There is one thing I now know for sure, when it comes to the basics of determining the ability of anybody learning to fly; and that is that there is no difference whatsoever between the male and female of our species. The only difference I can determine is that of inclination - more men seem attracted to learning to fly. And yes, if you are asking - I have flown with several female pilots and found exactly the same mix of competence as with the blokes. Generally most being highly competent, but only a few being exemplary.

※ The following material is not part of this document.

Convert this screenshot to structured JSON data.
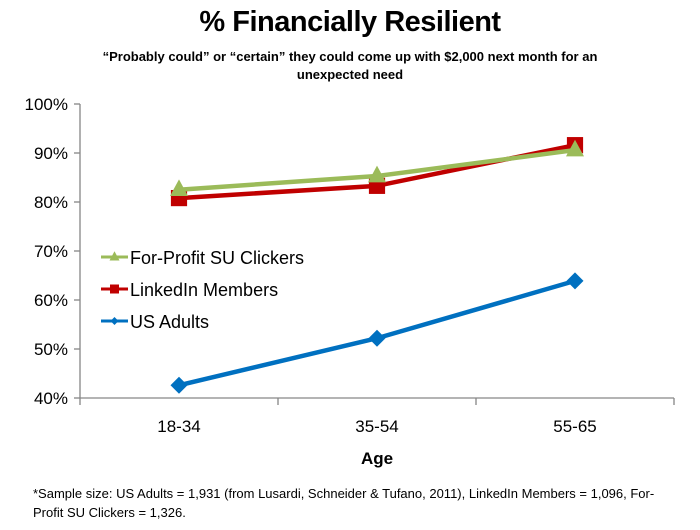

However, when it comes to being outstanding - world class - sadly I have only viewed the female contenders from the ground.

For example, regarding women running flying schools, often if not mainly training military pilots, in the early years and during WW1, the American Stinson sisters trained Canadian pilots for the RFC before 1917. In Germany Melli Beese had run a flying school in Berlin since 1912 - and by heck she had a very difficult time indeed. Even suffering sabotage! Also see BROOKLANDS (SURREY) for information about Mrs Hilda Hewlett who co-ran both a flying school and aircraft manufacturing facility there, before WW1. 

Without any doubt whatosever the most effective military unit manned by women was in Russia during World War 2. I have read other accounts but by far the best precis is on Wikipedia, from which I quote:

"Night witches" is the English translation of Nachthexen, a World War II German nickname, for the female military aviators of the 588th Night Bomber Regiment, known later as the 46th "Taman" Guards Night Bomber Aviation Regiment, of the Soviet Air Forces. The regiment was formed by Colonel Marina Raskova and led by Major Yevdokia Bershanskaya."

"The regiment flew harassment bombing and precision bombing missions against the German military from 1942 to the end of the war. At its largest size, it had 40 two-person crews. It flew over 23,000 sorties and is said to have dropped 3,000 tons of bombs. It was the most highly decorated female unit in the Soviet Air Force, each pilot having flown over 800 missions by the end of the war and twenty-three having been awarded the Hero of the Soviet Union title."

My note: By comparison, in the RAF during WW2, it was deemed that after flying thirty combat missions, aircrew members could elect to return to non-combat duties. It would of course be very unfair to compare the relative dangers involved as the 'Night Witches' were engaged in a completely different theatre of war, albiet very dangerous indeed - thirty of its members died in combat.

"The regiment flew in wood and canvas Polikarpov Po-2 biplanes, a 1928 design intended for use as training aircraft and for crop-dusting, and to this day the most-produced biplane in all aviation history. The planes could carry only six bombs at a time, so multiple missions per night were necessary. Although the aircraft were obsolete and slow, the pilots made daring use of their exceptional maneuverability; they had the advantage of having a maximum speed that was lower than the stall speed of both the Messerschmitt Bf109 and the Focke-Wulf Fw190, and as a result, the German pilots found them very difficult to shoot down. An attack technique of the night bombers was to idle the engine near the target and glide to the bomb release point, with only wind noise to reveal their location. German soldiers likened the sound to broomsticks and named the pilots "Night Witches". Due to the weight of the bombs and the low altitude of flight, the pilots carried no parachutes."

"From June 1942, the 588th Night Bomber Regiment was within the 4th Air Army. In February 1943 the regiment was honored with a reorganization into the 46th Guards Night Bomber Aviation Regiment and in October 1943 it became the 46th "Taman" Guards Night Bomber Aviation Regiment. The word Taman referred to the unit's involvement in two celebrated Soviet victories on the Taman Peninsular, during 1943."